Diagnostic hurdles for geographic atrophy
John D. Sheppard, MD, (ophthalmologist): A diagnostic hurdle for geographic atrophy is provider awareness. What’s key is making the diagnosis prior to loss of fixation in the more severely affected eye as well as proactive retinal imaging.
Rohit Adyanthaya, MD (ophthalmologist): The main hurdle is that patients with extrafoveal lesions are usually asymptomatic. Unless the geographic atrophy lesions involve the fovea, most patients will have good vision, especially if they are just told to read the Snellen visual chart. Because they have good vision, a dilated eye exam may not be performed, so extrafoveal geographic atrophy lesions may be missed. The irony is that treating patients at this stage probably provides the most benefit, but unfortunately due to the reasons mentioned above, they are not diagnosed until the lesion invades the fovea and patients lose vision. Hence, a dilated exam and OCT scans of the macula are important for early diagnosis.
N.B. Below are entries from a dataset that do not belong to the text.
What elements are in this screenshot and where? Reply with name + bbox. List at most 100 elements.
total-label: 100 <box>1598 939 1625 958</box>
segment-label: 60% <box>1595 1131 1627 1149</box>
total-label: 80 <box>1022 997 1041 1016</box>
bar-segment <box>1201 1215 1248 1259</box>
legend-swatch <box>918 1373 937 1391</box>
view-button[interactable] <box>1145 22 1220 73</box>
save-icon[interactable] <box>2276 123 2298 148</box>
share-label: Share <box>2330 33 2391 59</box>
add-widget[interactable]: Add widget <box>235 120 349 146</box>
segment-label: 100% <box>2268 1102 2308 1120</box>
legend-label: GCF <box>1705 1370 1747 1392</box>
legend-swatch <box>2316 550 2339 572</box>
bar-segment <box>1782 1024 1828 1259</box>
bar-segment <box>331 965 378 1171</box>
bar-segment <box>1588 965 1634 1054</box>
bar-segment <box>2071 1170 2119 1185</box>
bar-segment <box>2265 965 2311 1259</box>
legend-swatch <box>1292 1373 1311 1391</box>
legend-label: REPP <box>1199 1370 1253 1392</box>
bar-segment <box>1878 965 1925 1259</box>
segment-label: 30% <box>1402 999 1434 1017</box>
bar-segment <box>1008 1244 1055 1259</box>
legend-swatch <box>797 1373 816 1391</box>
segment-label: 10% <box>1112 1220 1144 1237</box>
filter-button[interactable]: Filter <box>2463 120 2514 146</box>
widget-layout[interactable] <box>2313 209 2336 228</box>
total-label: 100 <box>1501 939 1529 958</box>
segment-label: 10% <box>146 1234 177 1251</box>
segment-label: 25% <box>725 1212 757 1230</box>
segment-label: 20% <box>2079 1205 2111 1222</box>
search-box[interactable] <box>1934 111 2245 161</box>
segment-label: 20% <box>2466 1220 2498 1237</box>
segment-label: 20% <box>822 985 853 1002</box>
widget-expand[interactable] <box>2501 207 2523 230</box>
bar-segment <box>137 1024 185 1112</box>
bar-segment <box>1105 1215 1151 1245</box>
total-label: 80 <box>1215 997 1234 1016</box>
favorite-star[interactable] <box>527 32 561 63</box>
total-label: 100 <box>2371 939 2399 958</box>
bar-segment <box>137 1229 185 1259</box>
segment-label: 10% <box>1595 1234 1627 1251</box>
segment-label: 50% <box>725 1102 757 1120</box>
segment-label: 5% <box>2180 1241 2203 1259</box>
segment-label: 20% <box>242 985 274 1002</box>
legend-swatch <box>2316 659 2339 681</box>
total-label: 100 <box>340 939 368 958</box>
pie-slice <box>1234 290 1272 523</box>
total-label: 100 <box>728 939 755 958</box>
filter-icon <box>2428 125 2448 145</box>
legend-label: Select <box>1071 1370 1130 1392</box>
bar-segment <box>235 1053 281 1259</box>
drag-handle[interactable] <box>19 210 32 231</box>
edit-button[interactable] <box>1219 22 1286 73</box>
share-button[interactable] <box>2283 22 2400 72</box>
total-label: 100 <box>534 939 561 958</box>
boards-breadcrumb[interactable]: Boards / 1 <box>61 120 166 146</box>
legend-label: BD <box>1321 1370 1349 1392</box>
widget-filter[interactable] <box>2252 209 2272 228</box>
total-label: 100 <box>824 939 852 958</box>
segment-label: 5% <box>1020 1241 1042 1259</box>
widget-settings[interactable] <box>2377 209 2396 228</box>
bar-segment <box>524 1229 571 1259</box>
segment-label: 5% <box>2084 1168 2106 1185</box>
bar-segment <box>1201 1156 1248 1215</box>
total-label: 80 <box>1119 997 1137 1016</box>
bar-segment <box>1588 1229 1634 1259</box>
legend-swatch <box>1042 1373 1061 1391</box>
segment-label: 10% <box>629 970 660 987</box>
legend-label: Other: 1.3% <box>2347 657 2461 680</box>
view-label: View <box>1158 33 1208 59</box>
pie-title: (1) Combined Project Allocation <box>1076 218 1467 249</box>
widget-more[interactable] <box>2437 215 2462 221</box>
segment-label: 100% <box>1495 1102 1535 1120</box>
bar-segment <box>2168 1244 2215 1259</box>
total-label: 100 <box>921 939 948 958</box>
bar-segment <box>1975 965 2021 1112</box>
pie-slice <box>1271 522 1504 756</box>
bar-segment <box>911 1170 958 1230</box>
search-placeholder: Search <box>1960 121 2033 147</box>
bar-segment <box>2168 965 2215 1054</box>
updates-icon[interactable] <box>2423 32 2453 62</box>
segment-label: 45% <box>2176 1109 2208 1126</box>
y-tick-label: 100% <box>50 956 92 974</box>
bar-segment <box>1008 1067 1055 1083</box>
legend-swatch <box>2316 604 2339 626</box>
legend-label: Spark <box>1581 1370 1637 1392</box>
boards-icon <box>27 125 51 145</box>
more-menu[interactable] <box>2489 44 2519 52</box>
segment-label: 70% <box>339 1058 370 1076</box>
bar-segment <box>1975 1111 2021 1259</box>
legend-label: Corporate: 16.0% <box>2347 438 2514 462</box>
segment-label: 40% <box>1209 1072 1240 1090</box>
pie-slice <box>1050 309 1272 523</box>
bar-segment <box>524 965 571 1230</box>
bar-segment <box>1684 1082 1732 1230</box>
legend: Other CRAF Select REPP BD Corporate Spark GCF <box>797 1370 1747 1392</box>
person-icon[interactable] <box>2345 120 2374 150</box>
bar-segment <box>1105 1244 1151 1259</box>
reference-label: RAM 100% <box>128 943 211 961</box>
Katherine Rachon, OD, FAAO (optometrist): The biggest diagnostic hurdle is the availability of technology in offices. Early geographic atrophy or the pending signs of upcoming geographic atrophy can be missed even with a dilated eye exam. We use OCT to detect geographic atrophy by looking at the atrophy of the retinal pigment epithelium, the photoreceptor layer and the choriocapillaris. The other important clinical tool that we use is fundus autofluorescence. It allows us to see geographic atrophy as a hyporeflective spot or a black spot in the photo. These two tests that we normally use in clinic are also important to look for progression of geographic atrophy. There are some things we look for on the OCT, pseudodrusen and reticular drusen, that can indicate that geographic atrophy is pending or progressing. These two machines that do these tests are important for monitoring geographic atrophy, and not all eye doctor offices have them.